When asked about why she loves construction so much, Lopez likens it to problem solving, but she also admits, “It’s fun as hell. It’s so satisfying on so many levels. It’s an art form. It’s physical. It’s creative. I love the complexity of construction.”
Lopez also says her clients have mostly been women, who really respond well to having a female general contractor. “They feel so much more comfortable with a woman in the house.”
Founder of Twistleaf | Land Design
Landscape designer Sarah Yant got her love of the great outdoors from her childhood spent growing up on her family’s Northeast Texas farm. Now, after 20 years in the industry, she’s happy to spend her days at her two-year-old landscaping design firm, Twistleaf Land Design, focusing on the local ecology of Central Texas and native plants instead of designing green lawns that aren’t eco-friendly or sustainable.
“Twistleaf has a very different perspective than more of a typical landscape approach that might be just about beautifying a place but isn’t really thinking about the wildlife that may live there or water conservation or building the soil or taking care of the trees,” Yant explains.
By implementing what Yant calls “smart design,” Twistleaf creates the landscape design of planned communities, subdivisions, commercial properties, apartment complexes, breweries, as well as large-scale residential projects and ranches.
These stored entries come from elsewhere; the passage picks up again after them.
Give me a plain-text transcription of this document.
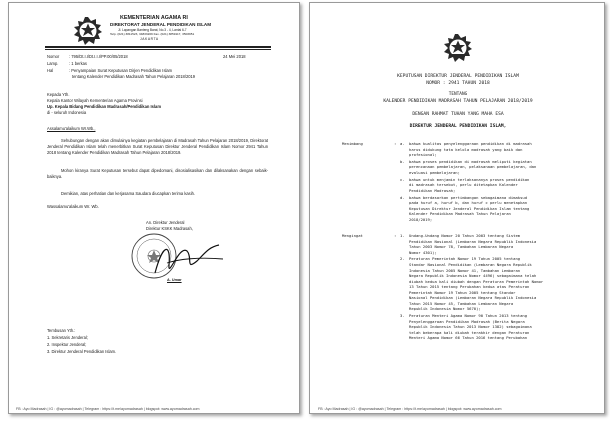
KEMENTERIAN AGAMA RI
DIREKTORAT JENDERAL PENDIDIKAN ISLAM
Jl. Lapangan Banteng Barat, No.3 - 4, Lantai 6-7
Telp. (021) 3811523, 34833209 Fax. (021) 3859117, 3503951
JAKARTA
Nomor : 795/Dt.I.I/Dt.I.I.I/PP.00/05/2018	24 Mei 2018
Lamp.	: 1 berkas
Hal	: Penyampaian Surat Keputusan Dirjen Pendidikan Islam
tentang Kalender Pendidikan Madrasah Tahun Pelajaran 2018/2019
Kepada Yth.
Kepala Kantor Wilayah Kementerian Agama Provinsi
Up. Kepala Bidang Pendidikan Madrasah/Pendidikan Islam
di - seluruh Indonesia
Assalamu'alaikum Wr.Wb.,
Sehubungan dengan akan dimulainya kegiatan pembelajaran di Madrasah Tahun Pelajaran 2018/2019, Direktorat Jenderal Pendidikan Islam telah menerbitkan Surat Keputusan Direktur Jenderal Pendidikan Islam Nomor 2941 Tahun 2018 tentang Kalender Pendidikan Madrasah Tahun Pelajaran 2018/2019.
Mohon kiranya Surat Keputusan tersebut dapat dipedomani, disosialisasikan dan dilaksanakan dengan sebaik-baiknya.
Demikian, atas perhatian dan kerjasama Saudara diucapkan terima kasih.
Wassalamu'alaikum Wr. Wb.
An. Direktur Jenderal
Direktur KSKK Madrasah,
A. Umar
Tembusan Yth.:
1. Sekretaris Jenderal;
2. Inspektur Jenderal;
3. Direktur Jenderal Pendidikan Islam.
FB : Ayo Madrasah | IG : @ayomadrasah | Telegram : https://t.me/ayomadrasah | blogspot: www.ayomadrasah.com
KEPUTUSAN DIREKTUR JENDERAL PENDIDIKAN ISLAM
NOMOR : 2941 TAHUN 2018
TENTANG
KALENDER PENDIDIKAN MADRASAH TAHUN PELAJARAN 2018/2019
DENGAN RAHMAT TUHAN YANG MAHA ESA
DIREKTUR JENDERAL PENDIDIKAN ISLAM,
Menimbang	: a. bahwa kualitas penyelenggaraan pendidikan di madrasah
harus didukung tata kelola madrasah yang baik dan
profesional;
b. bahwa proses pendidikan di madrasah meliputi kegiatan
perencanaan pembelajaran, pelaksanaan pembelajaran, dan
evaluasi pembelajaran;
c. bahwa untuk menjamin terlaksananya proses pendidikan
di madrasah tersebut, perlu ditetapkan Kalender
Pendidikan Madrasah;
d. bahwa berdasarkan pertimbangan sebagaimana dimaksud
pada huruf a, huruf b, dan huruf c perlu menetapkan
Keputusan Direktur Jenderal Pendidikan Islam tentang
Kalender Pendidikan Madrasah Tahun Pelajaran
2018/2019;
Mengingat	: 1. Undang-Undang Nomor 20 Tahun 2003 tentang Sistem
Pendidikan Nasional (Lembaran Negara Republik Indonesia
Tahun 2003 Nomor 78, Tambahan Lembaran Negara
Nomor 4301);
2. Peraturan Pemerintah Nomor 19 Tahun 2005 tentang
Standar Nasional Pendidikan (Lembaran Negara Republik
Indonesia Tahun 2005 Nomor 41, Tambahan Lembaran
Negara Republik Indonesia Nomor 4496) sebagaimana telah
diubah kedua kali diubah dengan Peraturan Pemerintah Nomor
13 Tahun 2015 tentang Perubahan kedua atas Peraturan
Pemerintah Nomor 19 Tahun 2005 tentang Standar
Nasional Pendidikan (Lembaran Negara Republik Indonesia
Tahun 2015 Nomor 45, Tambahan Lembaran Negara
Republik Indonesia Nomor 5670);
3. Peraturan Menteri Agama Nomor 90 Tahun 2013 tentang
Penyelenggaraan Pendidikan Madrasah (Berita Negara
Republik Indonesia Tahun 2013 Nomor 1382) sebagaimana
telah beberapa kali diubah terakhir dengan Peraturan
Menteri Agama Nomor 66 Tahun 2016 tentang Perubahan
FB : Ayo Madrasah | IG : @ayomadrasah | Telegram : https://t.me/ayomadrasah | blogspot: www.ayomadrasah.com
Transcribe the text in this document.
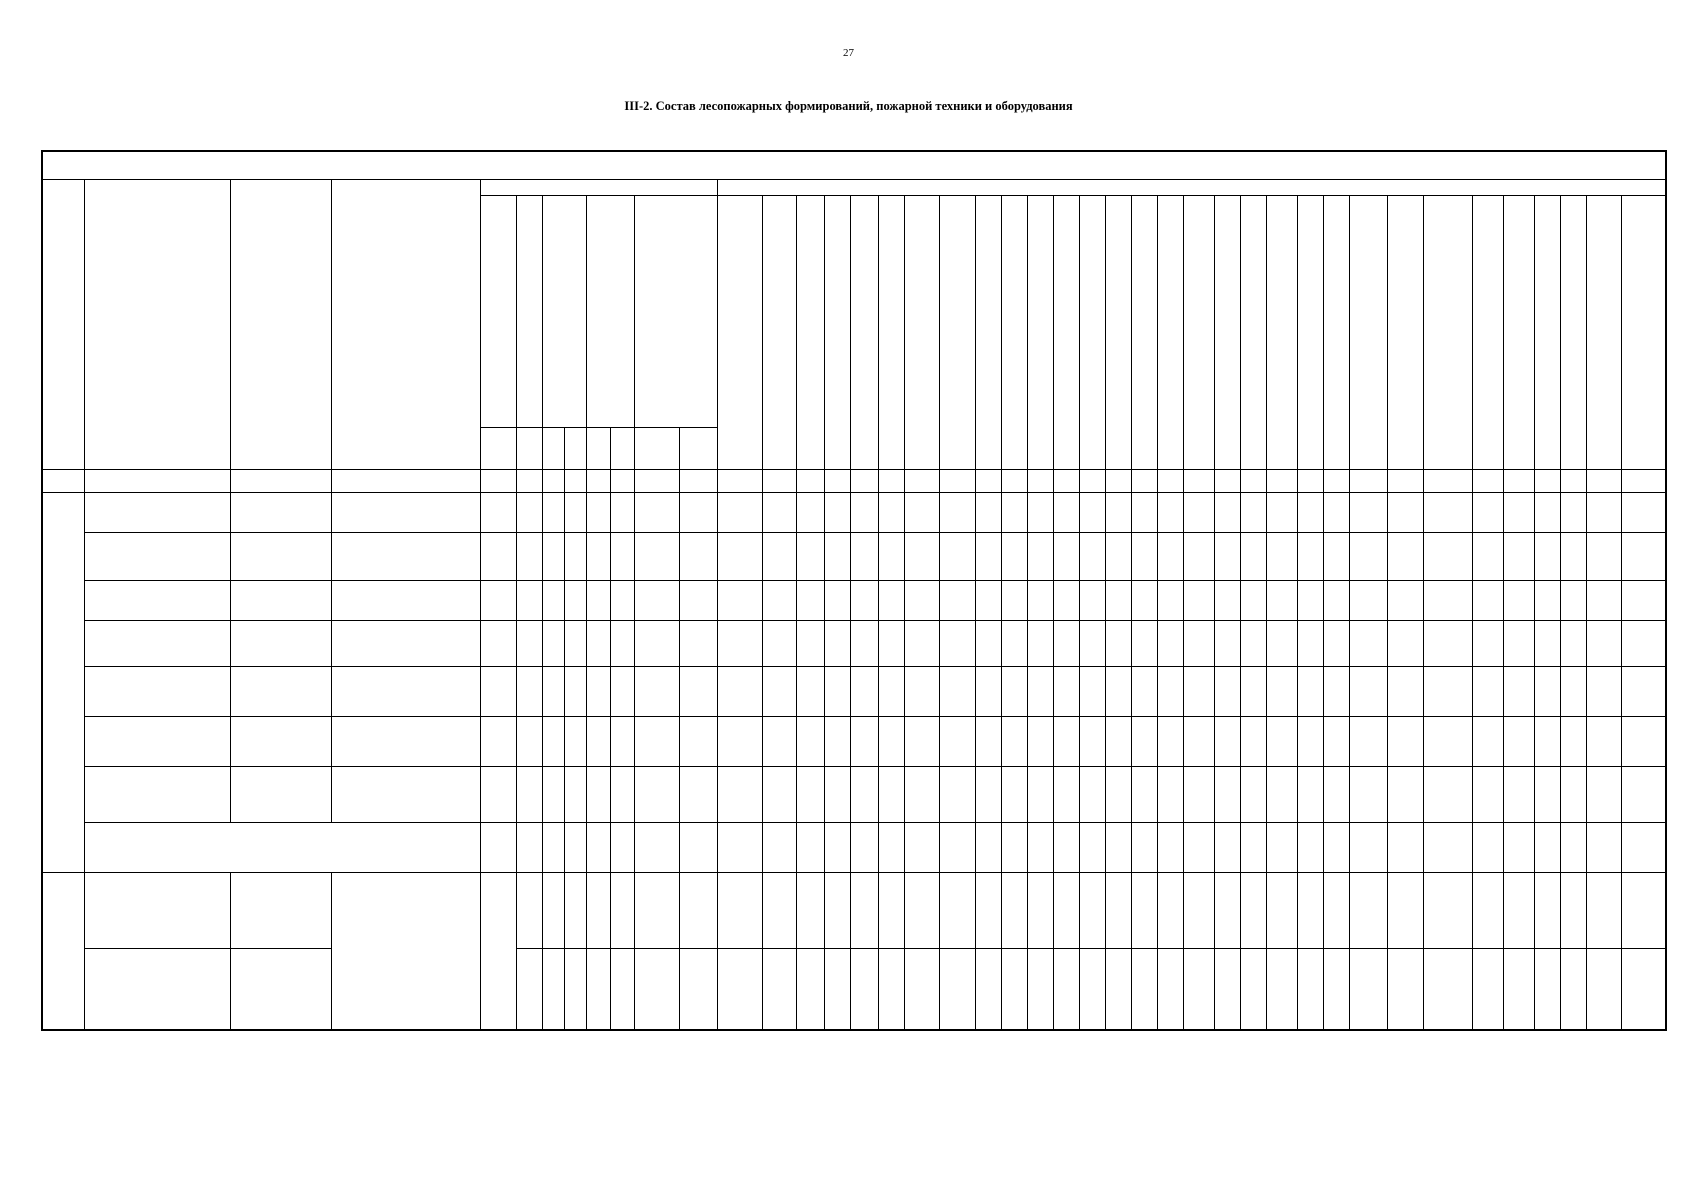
27
III-2. Состав лесопожарных формирований, пожарной техники и оборудования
But she’s especially passionate about restoration focused projects, especially the Horseshoe Bay Nature Park, where her team focused on prairie restoration by building berms and swales to capture overland water flows, and seeding those with native plants, grasses and wildflowers, so that rainwater can feed those seeds and restore the land.
The all-female team of Twistleaf lean heavily on hardy native plants and trees, like the twistleaf yucca the business is named after, which “exemplifies biodiversity and adaptability,” bear grass (“it needs little to no water) and Texas sotol, “a beautiful but tough evergreen.” She says with so many people relocating to Austin to build homes, it’s important for newcomers to educate themselves on native plants. And while her designs may shift from project to project, Yant says that they are “primarily motivated by ecology.”
“We’re motivated by the place that we live, the Hill Country and our native ecology and what things should look like here,” she explains. “That’s really the foundation.”
Another foundation important to Yant is mentoring other female landscape designers and helping to guide them in the field. She cites her own mentor Annie Gillespie for helping her succeed.
“She was so influential and helped me have confidence and understand the ropes when I was figuring it out, which is what a lot of young women are doing,” Yant says. “It’s really important to have a mentor. That’s something I really believe in, and I do that for other women who don’t work for me but are newer in our field, by supporting them when I can and helping them learn along the way.”